CLAUSEL (more correctly Clauzel), BERTRAND, Count (1772-1842), marshal of France, was born at Mirepoix (Ariège) on the 12th of December 1772, and served in the first campaign of the French Revolutionary Wars as one of the volunteers of 1791. In June 1795, having distinguished himself repeatedly in the war on the northern frontier (1792-1793) and the fighting in the eastern Pyrenees (1793-1794), Clausel was made a general of brigade. In this rank he served in Italy in 1798 and 1799, and in the disastrous campaign of the latter year he won great distinction at the battles of the Trebbia and of Novi. In 1802 he served in the expedition to S. Domingo. He became a general of division in December 1802, and after his return to France he was in almost continuous military employment there until in 1806 he was sent to the army of Naples. Soon after this Napoleon made him a grand officer of the Legion of Honour. In 1808-1809 he was with Marmont in Dalmatia, and at the close of 1809 he was appointed to a command in the army of Portugal under Masséna.

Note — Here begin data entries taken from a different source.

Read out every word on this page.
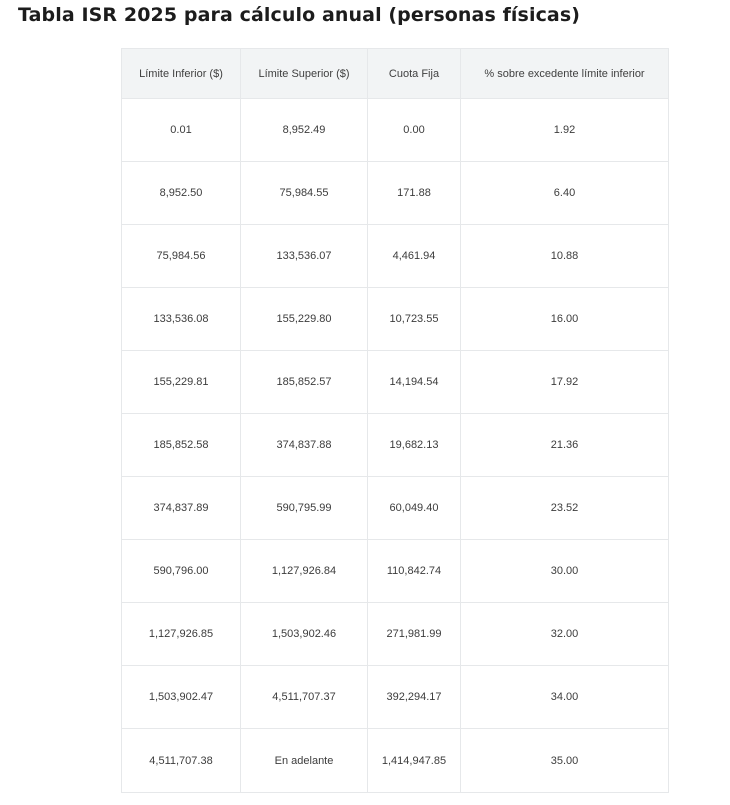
Tabla ISR 2025 para cálculo anual (personas físicas)
Límite Inferior ($)	Límite Superior ($)	Cuota Fija	% sobre excedente límite inferior
0.01	8,952.49	0.00	1.92
8,952.50	75,984.55	171.88	6.40
75,984.56	133,536.07	4,461.94	10.88
133,536.08	155,229.80	10,723.55	16.00
155,229.81	185,852.57	14,194.54	17.92
185,852.58	374,837.88	19,682.13	21.36
374,837.89	590,795.99	60,049.40	23.52
590,796.00	1,127,926.84	110,842.74	30.00
1,127,926.85	1,503,902.46	271,981.99	32.00
1,503,902.47	4,511,707.37	392,294.17	34.00
4,511,707.38	En adelante	1,414,947.85	35.00
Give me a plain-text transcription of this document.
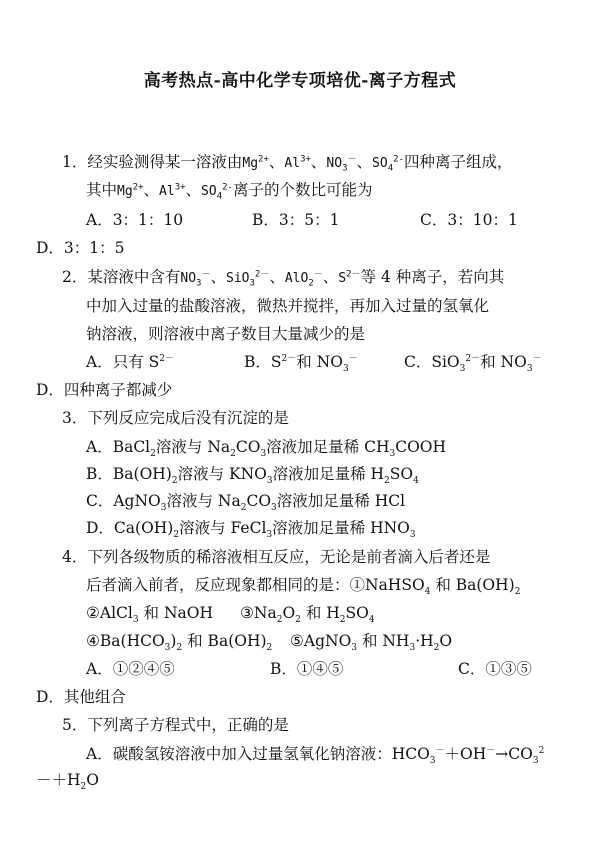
高考热点-高中化学专项培优-离子方程式
1．经实验测得某一溶液由$Mg^{2+}$、$Al^{3+}$、$NO_3^-$、$SO_4^{2-}$四种离子组成，
其中$Mg^{2+}$、$Al^{3+}$、$SO_4^{2-}$离子的个数比可能为
A．3：1：10	B．3：5：1	C．3：10：1
D．3：1：5
2．某溶液中含有$NO_3^-$、SiO$_3^{2-}$、AlO$_2$－、$S^{2-}$等 4 种离子，若向其
中加入过量的盐酸溶液，微热并搅拌，再加入过量的氢氧化
钠溶液，则溶液中离子数目大量减少的是
A．只有 $S^{2-}$	B．$S^{2-}$和 $NO_3^-$	C．SiO$_3^{2-}$和 $NO_3^-$
D．四种离子都减少
3．下列反应完成后没有沉淀的是
A．BaCl$_2$溶液与 $Na_2CO_3$溶液加足量稀 $CH_3COOH$
B．$Ba(OH)_2$溶液与 $KNO_3$溶液加足量稀 $H_2SO_4$
C．AgNO$_3$溶液与 $Na_2CO_3$溶液加足量稀 HCl
D．$Ca(OH)_2$溶液与 FeCl$_3$溶液加足量稀 $HNO_3$
4．下列各级物质的稀溶液相互反应，无论是前者滴入后者还是
后者滴入前者，反应现象都相同的是：①NaHSO$_4$ 和 $Ba(OH)_2$
②AlCl$_3$ 和 NaOH $③Na_2O_2$ 和 $H_2SO_4$
$④Ba(HCO_3)_2$ 和 $Ba(OH)_2$ ⑤AgNO$_3$ 和 $NH_3\cdot H_2O$
A．①②④⑤	B．①④⑤	C．①③⑤
D．其他组合
5．下列离子方程式中，正确的是
A．碳酸氢铵溶液中加入过量氢氧化钠溶液：$HCO_3^-+OH^-\to CO_3^2$
$-+H_2O$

Clausel took part in the Peninsular campaigns of 1810 and 1811, including the Torres Vedras campaign, and under Marmont he did excellent service in re-establishing the discipline, efficiency and mobility of the army, which had suffered severely in the retreat from Torres Vedras. In the Salamanca campaign (1812) the result of Clausel’s work was shown in the marching powers of the French, and at the battle of Salamanca, Clausel, who had succeeded to the command on Marmont being wounded, and had himself received a severe wound, drew off his army with the greatest skill, the retreat on Burgos being conducted by him in such a way that the pursuers failed to make the slightest impression, and had themselves in the end to retire from the siege of Burgos (1812). Early in 1813 Clausel was made commander of the Army of the North in Spain, but he was unable to avert the great disaster of Vittoria. Under the supreme command of Soult he served through the rest of the Peninsular War with unvarying distinction. On the first restoration in 1814 he submitted unwillingly to the Bourbons, and when Napoleon returned to France, he hastened to join him. During the Hundred Days he was in command of an army defending the Pyrenean frontier. Even after Waterloo he long refused to recognize the restored government, and he escaped to America, being condemned to death in absence. He took the first opportunity of returning to aid the Liberals in France (1820), sat in the chamber of deputies from 1827 to 1830, and after the revolution of 1830 was at once given a military command. At the head of the army of Algiers, Clausel made a successful campaign, but he was soon recalled by the home government, which desired to avoid complications in Algeria. At the same time he was made a marshal of France (February 1831). For some four years thereafter he urged his Algerian policy upon the chamber of deputies, and finally in 1835 was reappointed commander-in-chief. But after several victories, including the taking of Mascara in 1835, the marshal met with a severe repulse at Constantine in 1836. A change of government in France was primarily responsible for the failure, but public opinion attributed it to Clausel, who was recalled in February 1837. He thereupon retired from active service, and, after vigorously defending his conduct before the deputies, he ceased to take part in public affairs. He lived in complete retirement up to his death at Secourrieu (Garonne) on the 21st of April 1842.